Can therapy be effective with psychosis?
Cognitive Behavioral Therapy (CBT) is a type of therapy that has been shown to be effective in the treatment of psychosis. Psychosis is a mental health condition that affects a person's ability to perceive reality, and it is often characterized by delusions and hallucinations.
Chadwick, Birchwood, and Trower published a book called Cognitive Therapy for Delusions, Voices, and Paranoia which has had a significant impact on the treatment of psychotic symptoms, but has also had an impact on my approach to psychosis as a registered counselling therapist candidate.
CBT for psychosis typically involves helping the person to identify and challenge their unhelpful beliefs and thought patterns. This can help them to develop more realistic and adaptive ways of thinking, which can in turn lead to improvements in their symptoms.
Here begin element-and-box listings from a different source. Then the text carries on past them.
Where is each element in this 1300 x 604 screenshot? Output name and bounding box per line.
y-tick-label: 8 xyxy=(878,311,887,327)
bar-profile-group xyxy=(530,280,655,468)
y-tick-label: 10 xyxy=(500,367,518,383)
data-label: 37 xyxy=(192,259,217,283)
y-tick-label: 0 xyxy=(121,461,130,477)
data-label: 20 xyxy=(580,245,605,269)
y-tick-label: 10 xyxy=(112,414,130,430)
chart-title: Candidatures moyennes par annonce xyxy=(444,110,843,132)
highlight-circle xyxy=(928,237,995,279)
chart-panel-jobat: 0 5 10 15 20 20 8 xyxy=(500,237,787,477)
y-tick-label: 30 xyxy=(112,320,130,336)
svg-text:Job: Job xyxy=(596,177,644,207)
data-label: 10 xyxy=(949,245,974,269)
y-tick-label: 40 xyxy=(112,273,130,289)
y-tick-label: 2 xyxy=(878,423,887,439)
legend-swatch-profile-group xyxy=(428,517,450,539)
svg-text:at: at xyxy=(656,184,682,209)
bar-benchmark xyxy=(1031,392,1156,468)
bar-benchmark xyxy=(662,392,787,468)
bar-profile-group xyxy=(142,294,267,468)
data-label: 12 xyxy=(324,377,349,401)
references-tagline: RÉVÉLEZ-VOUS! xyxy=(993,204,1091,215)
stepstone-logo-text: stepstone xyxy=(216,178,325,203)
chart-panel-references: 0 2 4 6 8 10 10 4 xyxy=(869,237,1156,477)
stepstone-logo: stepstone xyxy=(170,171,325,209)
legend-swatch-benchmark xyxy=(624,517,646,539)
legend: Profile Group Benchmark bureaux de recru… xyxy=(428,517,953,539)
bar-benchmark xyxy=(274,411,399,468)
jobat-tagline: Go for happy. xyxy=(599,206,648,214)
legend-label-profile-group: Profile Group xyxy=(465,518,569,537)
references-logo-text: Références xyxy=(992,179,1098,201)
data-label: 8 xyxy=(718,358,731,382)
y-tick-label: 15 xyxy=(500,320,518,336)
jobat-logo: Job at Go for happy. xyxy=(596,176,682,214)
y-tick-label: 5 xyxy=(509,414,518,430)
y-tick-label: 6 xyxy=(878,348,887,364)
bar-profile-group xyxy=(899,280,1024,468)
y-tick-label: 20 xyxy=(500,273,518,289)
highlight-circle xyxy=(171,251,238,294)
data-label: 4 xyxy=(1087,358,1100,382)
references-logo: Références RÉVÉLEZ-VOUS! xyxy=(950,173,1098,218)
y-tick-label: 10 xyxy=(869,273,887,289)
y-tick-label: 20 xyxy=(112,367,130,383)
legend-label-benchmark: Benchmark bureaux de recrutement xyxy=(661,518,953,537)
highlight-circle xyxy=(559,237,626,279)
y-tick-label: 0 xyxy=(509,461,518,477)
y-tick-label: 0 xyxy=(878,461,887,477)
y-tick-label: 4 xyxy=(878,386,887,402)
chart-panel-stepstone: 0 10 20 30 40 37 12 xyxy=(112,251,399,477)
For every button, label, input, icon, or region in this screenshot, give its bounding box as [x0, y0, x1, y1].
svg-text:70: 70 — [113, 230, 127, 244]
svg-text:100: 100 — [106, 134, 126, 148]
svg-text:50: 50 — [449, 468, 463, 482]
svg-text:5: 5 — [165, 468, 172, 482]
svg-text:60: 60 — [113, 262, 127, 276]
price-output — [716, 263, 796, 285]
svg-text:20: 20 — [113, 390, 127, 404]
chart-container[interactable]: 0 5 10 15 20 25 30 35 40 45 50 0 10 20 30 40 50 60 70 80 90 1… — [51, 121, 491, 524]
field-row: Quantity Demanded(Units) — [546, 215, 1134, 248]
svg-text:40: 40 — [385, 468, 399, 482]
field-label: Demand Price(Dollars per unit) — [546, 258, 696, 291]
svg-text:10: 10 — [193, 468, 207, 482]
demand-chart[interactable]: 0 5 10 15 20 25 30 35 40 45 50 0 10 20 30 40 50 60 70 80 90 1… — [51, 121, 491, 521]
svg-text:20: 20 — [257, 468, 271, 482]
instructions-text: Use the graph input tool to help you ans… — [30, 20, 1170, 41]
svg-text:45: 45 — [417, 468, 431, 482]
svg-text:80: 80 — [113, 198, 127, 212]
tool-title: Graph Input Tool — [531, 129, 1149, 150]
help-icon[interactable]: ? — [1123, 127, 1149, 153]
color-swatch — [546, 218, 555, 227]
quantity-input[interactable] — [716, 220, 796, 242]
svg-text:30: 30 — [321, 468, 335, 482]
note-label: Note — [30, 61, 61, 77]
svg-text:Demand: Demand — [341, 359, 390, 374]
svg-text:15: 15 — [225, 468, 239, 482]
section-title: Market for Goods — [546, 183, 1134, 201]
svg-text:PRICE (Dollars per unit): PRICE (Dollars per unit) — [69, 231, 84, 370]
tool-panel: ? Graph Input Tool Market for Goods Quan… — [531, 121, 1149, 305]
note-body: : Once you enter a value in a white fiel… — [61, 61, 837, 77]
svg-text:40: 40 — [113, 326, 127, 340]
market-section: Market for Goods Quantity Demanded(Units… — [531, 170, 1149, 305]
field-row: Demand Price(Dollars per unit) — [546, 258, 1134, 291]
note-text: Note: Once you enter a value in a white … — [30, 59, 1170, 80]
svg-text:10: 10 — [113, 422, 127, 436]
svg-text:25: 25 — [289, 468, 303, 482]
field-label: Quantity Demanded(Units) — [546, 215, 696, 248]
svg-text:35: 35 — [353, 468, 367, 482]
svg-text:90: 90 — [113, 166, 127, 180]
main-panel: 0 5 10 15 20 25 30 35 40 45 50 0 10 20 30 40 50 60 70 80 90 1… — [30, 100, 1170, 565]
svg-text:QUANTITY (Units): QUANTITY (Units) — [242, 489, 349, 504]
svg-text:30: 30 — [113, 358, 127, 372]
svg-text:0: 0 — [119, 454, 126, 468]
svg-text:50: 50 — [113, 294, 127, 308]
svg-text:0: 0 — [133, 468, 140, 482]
One of the key benefits of CBT for psychosis is that it can be used in combination with medication, which provides additional support and help to manage symptoms. It should be noted, that CBT is not a one-size-fits-all approach, and may not be effective for everyone.
Psychosis can be an isolating experience, symptoms can be very distressing and confusing, and can make it difficult for individuals to connect with others or engage in social activities. In addition, the stigma surrounding mental illness and psychosis can also contribute to feelings of isolation and shame. Connecting individuals with psychosis to recourses and support is critical to their recovery. Therapy is one way to connect an individual experiencing psychosis to support.